Хулиганка | страница 17
В нашем оркестре были солисты — Владимир Макаров, Салли Таль, Лариса Мондрус. На последнем имени хочу остановиться особо.
Я была ей как кость в горле. У нее были очень красивые фигурка, ножки и грудь, которую она постоянно оголяла в грим-уборной. Я же на ее фоне выглядела тогда гадким утенком. Ей было 23 года, а мне исполнилось 17. Газеты то и дело на первых полосах писали о самой юной, а потом уже о ней, и, конечно, кому бы это понравилось?! Знаменитый Ремарк писал в одной из своих книг: «Еврейской национальности всегда свойственно было оправдывать своего врага».
Она в открытую смеялась надо мной, говоря, например, так: «У тебя вообще нет фигуры и шеи тоже нет.
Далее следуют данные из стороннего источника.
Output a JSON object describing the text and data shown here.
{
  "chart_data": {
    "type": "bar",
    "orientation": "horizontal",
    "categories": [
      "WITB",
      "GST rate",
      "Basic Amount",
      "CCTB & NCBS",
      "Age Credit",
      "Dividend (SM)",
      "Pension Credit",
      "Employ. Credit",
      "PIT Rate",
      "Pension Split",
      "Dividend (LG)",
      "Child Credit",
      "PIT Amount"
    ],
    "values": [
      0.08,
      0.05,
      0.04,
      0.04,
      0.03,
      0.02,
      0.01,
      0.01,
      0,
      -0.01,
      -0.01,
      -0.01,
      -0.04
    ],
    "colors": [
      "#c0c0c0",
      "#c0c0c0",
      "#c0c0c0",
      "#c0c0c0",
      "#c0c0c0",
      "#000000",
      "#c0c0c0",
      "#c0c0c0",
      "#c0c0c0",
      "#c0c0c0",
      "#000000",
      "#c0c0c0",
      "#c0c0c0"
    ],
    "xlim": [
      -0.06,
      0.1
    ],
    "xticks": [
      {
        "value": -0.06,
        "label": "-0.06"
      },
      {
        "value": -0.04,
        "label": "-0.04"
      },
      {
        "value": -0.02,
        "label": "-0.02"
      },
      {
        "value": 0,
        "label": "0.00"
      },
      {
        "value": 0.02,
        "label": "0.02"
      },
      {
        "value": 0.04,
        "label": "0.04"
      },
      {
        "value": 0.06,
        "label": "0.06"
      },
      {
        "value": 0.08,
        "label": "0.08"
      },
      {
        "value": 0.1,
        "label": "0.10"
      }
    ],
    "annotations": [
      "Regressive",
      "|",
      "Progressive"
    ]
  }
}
Голова и плечи. А лицо вообще непонятно какое, иди-ка отсюда, пока я тебе…» И кулаком мне! Нередко я уходила в слезах, а тетя Лиза, костюмерша, которая была прикреплена ко мне для присмотра, всегда меня успокаивала и жалела. Владимир Макаров как-то мне сказал: «Сколько можно быть ребенком, тебе не надоело еще?» И только Салли Таль, солистка и жена бывшего гроссмейстера Михаила Таля, была очень добра ко мне.
Это были первые удары закулисной эстрадной борьбы и жизни, которой я даже и не могла себе представить, и первые разочарования. Шло время. Я росла и потихоньку приобретала некоторый сценический опыт. Стала серьезно готовиться к вечернему выступлению, в чем дядя Эдди мне много помогал, порой часами занимаясь со мной, показывая, куда я должна смотреть, как ходить по сцене и т. п. Однажды летом мы приехали на гастроли в город Херсон, где после концерта к нам за кулисы пришли артисты коллектива и сам Бен Бенцианов, который долго расхваливал меня Рознеру. К тому времени мне было семнадцать с половиной и я потихоньку начала превращаться из гадкого утенка в хорошенькую девушку. Ребята стали на меня засматриваться, а когда узнавали, что я еще и певица, отбоя не было!
В коллективе Бен Бенцианова был музыкант басист Виктор Понаровский. Вначале он повел себя по отношению ко мне по-родительски тепло, показал чудную песню на итальянском языке, хотел, чтобы я ее пела со своим оркестром, а потом признался в любви. Он был очень красив, умен и, понимая, что я для него совсем ребенок, боялся меня даже поцеловать, повторяя: «Как жаль, что тебе 17, а мне 37». Я получала от него много писем, в которых он писал мне о своих чувствах. Это были красивые письма, я их долго хранила у себя дома, не понимая толком, почему и зачем?